Henry River is a small abandoned town very close to mine, and because I hadn’t seen the movie Hunger Games, and there’s a reason for that, I paid no attention to what has clearly diminished in hype about this film location. I pass it every day on my errands into Hickory, so I decided to check it out, then watch the movie to see if I might recognize anything. And recognize things I did.
Prominent in the opening scene and then in several flashbacks, this is District 12, the home of Katness Everdeen and Peeta Mellark. Surprisingly, everything is still exactly as it was depicted in the film.
The ride to the village is a long curvy, two-lane, azalea-lined drive, and missing the place is not an option because you must turn off toward the river to avoid it. Like many other mill towns, there is a general store, a reservoir, and a building that may or may not have been a school. The river is at one end with the mill, which now appears to be a storage facility for something else. This part of town is closed with dozens of “Keep Out” signs, presumably for safety as the dam is quite high and the river is very low.
You can see the river better from the bridge which, even after all the rain we’ve had, runs at a trickle. Perhaps some of the river has been siphoned off for farming. Anyhow, it was all spooky and had a ghostly feel to it. The store was in the best shape, but most of the houses, though standing, were near collapse. Chimneys had caved in on themselves. There were holes in the wood floors, and nearly all the porches were rotted and tenuous. Windows were smashed; though odd pieces of furniture remained in some homes. The craziest thing of all was a pile of hundreds and hundreds of those stretchy cotton bands that you would put on a child’s potholder weaving frame lay deeply imbedded into the dirt in front of one of the houses. At first I thought they were worms, and then I think I saw some socks that might have been cut to make those bands. The sheer amount of them made it all the more strange, and I left trying to imagine who on earth dropped all those bands.
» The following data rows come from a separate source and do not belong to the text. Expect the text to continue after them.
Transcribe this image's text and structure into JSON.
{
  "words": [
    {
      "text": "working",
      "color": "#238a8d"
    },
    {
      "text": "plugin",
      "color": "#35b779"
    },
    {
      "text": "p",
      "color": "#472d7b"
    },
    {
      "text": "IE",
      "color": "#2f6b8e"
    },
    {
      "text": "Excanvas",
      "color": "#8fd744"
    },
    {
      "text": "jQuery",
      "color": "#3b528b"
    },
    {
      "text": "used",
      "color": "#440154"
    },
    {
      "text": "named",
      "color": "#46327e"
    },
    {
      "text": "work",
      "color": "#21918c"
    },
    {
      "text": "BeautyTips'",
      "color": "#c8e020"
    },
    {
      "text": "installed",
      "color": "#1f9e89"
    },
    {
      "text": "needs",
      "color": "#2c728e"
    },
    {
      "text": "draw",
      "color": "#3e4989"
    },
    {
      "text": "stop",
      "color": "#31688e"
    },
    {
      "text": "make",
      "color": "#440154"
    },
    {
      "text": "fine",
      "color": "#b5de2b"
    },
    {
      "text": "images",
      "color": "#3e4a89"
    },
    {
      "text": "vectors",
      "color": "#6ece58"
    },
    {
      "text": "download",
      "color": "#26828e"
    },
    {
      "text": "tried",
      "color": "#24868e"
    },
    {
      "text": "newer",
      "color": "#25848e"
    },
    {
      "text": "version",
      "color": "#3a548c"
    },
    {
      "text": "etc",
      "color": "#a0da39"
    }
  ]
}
Supposedly the area is closed. It is not. And some will tell you it is off limits, but there are no “No Trespassing” signs other than the ones near the dam. I did see another car come and go, and watched as they took some brick souvenirs that had been laying about. The store is locked tight but the houses are accessible though that’s not where I would want to be in the next chimney collapse. I wondered if the wood on these structures was cedar or cyprus, as the houses themselves were outliving the bricks.
As of May 1st, this town was accessible and a true ghost town. You can buy tickets at $50 a pop from a company that gives tours, replete with costumes and re-enactments. But it’s the haunting nature of the place when you are there alone that makes the trip worthwhile.